Désavouée en première instance

En première instance, le tribunal administratif de Nantes avait désavoué la gendarme sur tous les plans. Le jugement rappelait notamment sa sanction en mai 2014: vingt jours d’arrêt, à la suite d’un soit-transmis du parquet de Saint-Nazaire.

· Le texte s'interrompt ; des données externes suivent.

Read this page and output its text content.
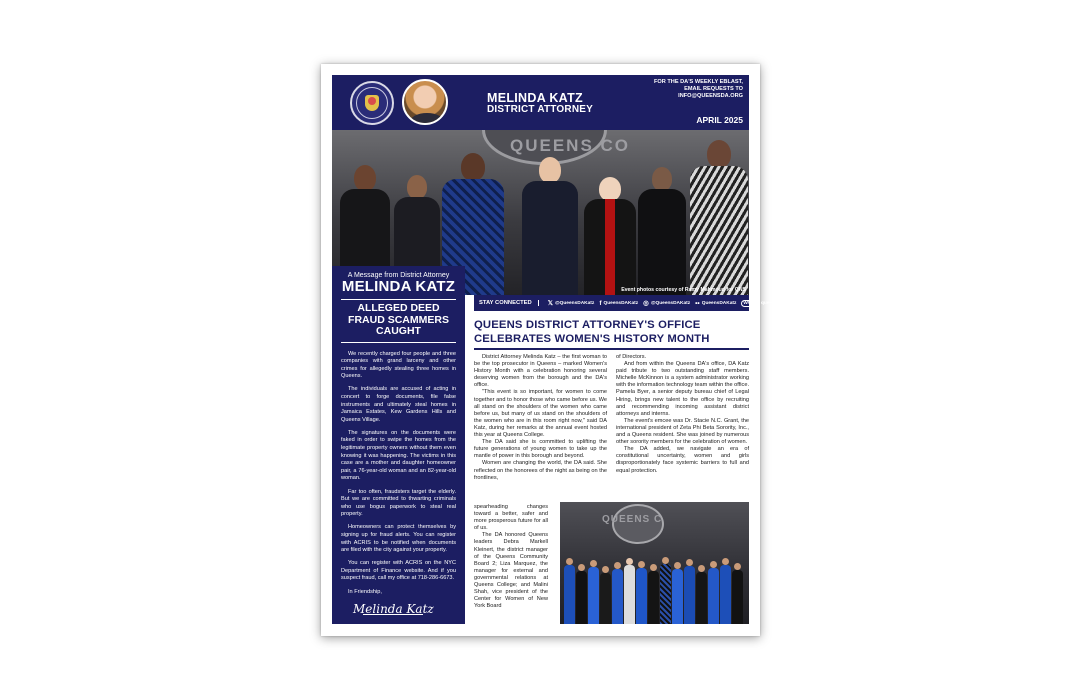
MELINDA KATZ
DISTRICT ATTORNEY
FOR THE DA'S WEEKLY EBLAST,
EMAIL REQUESTS TO
INFO@QUEENSDA.ORG
APRIL 2025
QUEENS CO
Event photos courtesy of Ramy Mahmoud for QNS
A Message from District Attorney
MELINDA KATZ
ALLEGED DEED FRAUD SCAMMERS CAUGHT

We recently charged four people and three companies with grand larceny and other crimes for allegedly stealing three homes in Queens.

The individuals are accused of acting in concert to forge documents, file false instruments and ultimately steal homes in Jamaica Estates, Kew Gardens Hills and Queens Village.

The signatures on the documents were faked in order to swipe the homes from the legitimate property owners without them even knowing it was happening. The victims in this case are a mother and daughter homeowner pair, a 76-year-old woman and an 82-year-old woman.

Far too often, fraudsters target the elderly. But we are committed to thwarting criminals who use bogus paperwork to steal real property.

Homeowners can protect themselves by signing up for fraud alerts. You can register with ACRIS to be notified when documents are filed with the city against your property.

You can register with ACRIS on the NYC Department of Finance website. And if you suspect fraud, call my office at 718-286-6673.

In Friendship,

Melinda Katz
STAY CONNECTED	𝕏 @QueensDAKatz f QueensDAKatz ◎ @QueensDAKatz •• QueensDAKatz	WWW queensda.org
QUEENS DISTRICT ATTORNEY'S OFFICE CELEBRATES WOMEN'S HISTORY MONTH

District Attorney Melinda Katz – the first woman to be the top prosecutor in Queens – marked Women's History Month with a celebration honoring several deserving women from the borough and the DA's office.

"This event is so important, for women to come together and to honor those who came before us. We all stand on the shoulders of the women who came before us, but many of us stand on the shoulders of the women who are in this room right now," said DA Katz, during her remarks at the annual event hosted this year at Queens College.

The DA said she is committed to uplifting the future generations of young women to take up the mantle of power in this borough and beyond.

Women are changing the world, the DA said. She reflected on the honorees of the night as being on the frontlines,

spearheading changes toward a better, safer and more prosperous future for all of us.

The DA honored Queens leaders Debra Markell Kleinert, the district manager of the Queens Community Board 2; Liza Marquez, the manager for external and governmental relations at Queens College; and Malini Shah, vice president of the Center for Women of New York Board

of Directors.

And from within the Queens DA's office, DA Katz paid tribute to two outstanding staff members. Michelle McKinnon is a system administrator working with the information technology team within the office. Pamela Byer, a senior deputy bureau chief of Legal Hiring, brings new talent to the office by recruiting and recommending incoming assistant district attorneys and interns.

The event's emcee was Dr. Stacie N.C. Grant, the international president of Zeta Phi Beta Sorority, Inc., and a Queens resident. She was joined by numerous other sorority members for the celebration of women.

The DA added, we navigate an era of constitutional uncertainty, women and girls disproportionately face systemic barriers to full and equal protection.

QUEENS C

Celui-ci faisait état de “graves dysfonctionnements” sur le fond et la forme de l’une de ses enquêtes. “S’il devait perdurer, le manque de rigueur de cet officier de police judiciaire (…) serait de nature à remettre en cause la confiance que le parquet lui accorde”, mettait en garde le magistrat.

Enfin, la mutation d’office de la gendarme fin 2015 était “motivée par l’intérêt du service”. Les juges administratifs considéraient que l’autorité judiciaire avait “relevé à plusieurs reprises son manque d’investissement et ses carences”. Des appréciations “relativement négatives” de la gendarme donc fondées, selon eux. “Sa manière de servir s’est dégradée à la suite de son retour de détachement de la cellule Jonathan et sa réintégration au sein de la brigade de recherches”. On lui reprochait alors des “qualités d’enquêtrice en déclin”. Mais également des “carences notamment en matière de compétences techniques”, une “faible activité” et “un manque d’initiative”.

La cour administrative d’appel rendra sa décision sous trois semaines.